É escritora de ficção e professora de cinema. Escreve às terças-feiras sobre livros, filmes, atualidades variadas e fatos contemporâneos

Velhas casas do Centro de Vitória guardam pequenos segredos

Às vezes, as janelas delas se abrem para as paredes de um edifício enorme que se levantou no lugar de outra casa vizinha ou se abrem para o nada, pois nem mesmo os jardins e os quintais de outrora restaram

Publicado em 15/08/2023 às 00h20
História Abandonada - Ensaio fotográfico com foco nos detalhes da arquitetura de época, ação do tempo e o descaso com alguns prédios no Centro Histórico de Vitória
Imóvel no Centro de Vitória. Crédito: Fernando Madeira

Devagar, o tempo foi mudando a topografia urbana do Centro. Casas antigas foram derrubadas ou abandonadas pelos donos que se foram para bairros mais “moderninhos” ou para aquele lugar aonde iremos todos nós, os viventes, algum dia. Mas as velhas casas que permanecem guardam pequenos segredos.

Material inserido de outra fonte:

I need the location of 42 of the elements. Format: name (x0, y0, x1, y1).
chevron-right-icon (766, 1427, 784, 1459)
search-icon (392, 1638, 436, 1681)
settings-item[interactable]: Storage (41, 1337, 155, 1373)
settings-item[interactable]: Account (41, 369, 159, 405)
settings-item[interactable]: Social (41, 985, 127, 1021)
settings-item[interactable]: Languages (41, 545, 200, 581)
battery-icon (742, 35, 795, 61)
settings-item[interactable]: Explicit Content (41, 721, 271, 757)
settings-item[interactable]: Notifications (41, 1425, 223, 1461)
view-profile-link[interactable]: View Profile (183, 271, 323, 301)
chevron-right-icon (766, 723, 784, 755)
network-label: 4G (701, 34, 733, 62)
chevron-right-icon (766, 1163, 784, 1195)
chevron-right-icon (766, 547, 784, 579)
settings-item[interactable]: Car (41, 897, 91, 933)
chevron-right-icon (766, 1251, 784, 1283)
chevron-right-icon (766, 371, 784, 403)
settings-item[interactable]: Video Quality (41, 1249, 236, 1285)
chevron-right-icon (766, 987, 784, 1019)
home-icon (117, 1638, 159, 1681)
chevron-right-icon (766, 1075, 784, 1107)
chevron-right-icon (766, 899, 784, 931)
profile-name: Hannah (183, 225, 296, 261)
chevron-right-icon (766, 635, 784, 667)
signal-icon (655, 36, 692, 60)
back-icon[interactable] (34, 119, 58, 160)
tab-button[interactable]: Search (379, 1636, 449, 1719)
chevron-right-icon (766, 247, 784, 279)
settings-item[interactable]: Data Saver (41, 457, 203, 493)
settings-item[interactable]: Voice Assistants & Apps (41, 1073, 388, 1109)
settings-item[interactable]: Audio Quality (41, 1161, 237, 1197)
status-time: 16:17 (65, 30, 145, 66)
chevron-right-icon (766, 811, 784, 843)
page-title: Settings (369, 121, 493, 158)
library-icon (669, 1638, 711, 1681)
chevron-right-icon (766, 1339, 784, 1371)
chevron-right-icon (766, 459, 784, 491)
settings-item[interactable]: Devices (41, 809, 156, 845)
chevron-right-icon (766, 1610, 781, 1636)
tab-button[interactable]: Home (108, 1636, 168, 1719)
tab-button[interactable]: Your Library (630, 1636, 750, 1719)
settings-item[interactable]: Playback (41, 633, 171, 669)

Às vezes, as janelas delas se abrem para as paredes de um edifício enorme que se levantou no lugar de outra casa vizinha ou se abrem para o nada, pois nem mesmo os jardins e os quintais de outrora restaram: viraram garagens e puxadinhos para alugar. O resultado é um aglomerado de telhados que se colam e se apertam, quando vistos do alto.

Foi sobre essa paisagem de telhas e placas que um cão encontrou seu refúgio, seu “locus amoenus”, embora lá não cheguem o perfume das flores e as revoadas de pássaros (tal como falavam os poetas renascentistas sobre esses “lugares de amenidades”). Ao seu focinho sobem apenas os cheiros de um restaurante de hotel ali perto e, em torno dele, só os pombos dão voos rasantes.

Antes, o cão vivia em uma varandinha estreita, erguida no que havia sido o quintal de uma residência. Sem espaço, ele andava de lá para cá. E latia incessantemente, dia e noite, talvez na esperança de que uma alma caridosa o viesse libertar daquela condição, restritiva à natureza livre dos cães. Era difícil não se comover com seu desespero.

Um belo dia, alguém fez uma ponte com uma tábua de madeira ligando a varandinha a um buraco existente no telhado dos fundos da casa da frente. O prisioneiro canino começou a circular por ali, a alcançar os espaços inclinados ao redor e a andar sobre eles.

No começo, ele manifestava receio de caminhar sobre as telhas inclinadas, afinal os cães não possuem a destreza dos gatos que ali passeiam com toda elegância. Com o passar do tempo, foi criando coragem, avançando, explorando o novo território ampliado por cima das construções ao redor.

Agora, toda manhã, ele checa o buraco que lhe dá passagem, verifica se não foi fechado. De minha janela, eu o vejo circular pelas alturas, sem deslizar, sem cair. Vai e vem, late para outros cães que passam lá embaixo, levanta a pata traseira, faz xixi, marca seu território. E até corre pelas cumieiras com a maior displicência como fazem os gatos que o observam com curiosidade e prudência, à distância.

Muitas vezes eu o vejo chegar às beiradas escorregadias das telhas, olhar para baixo onde passam as pessoas, os gatos e outros cães. Mas a altura não o encoraja a pular. Continua a ser um cão solitário. Talvez sua prisão apenas tenha sido trocada por outra mais ampla. Não me cabe julgar.

Este texto não traduz, necessariamente, a opinião de A Gazeta.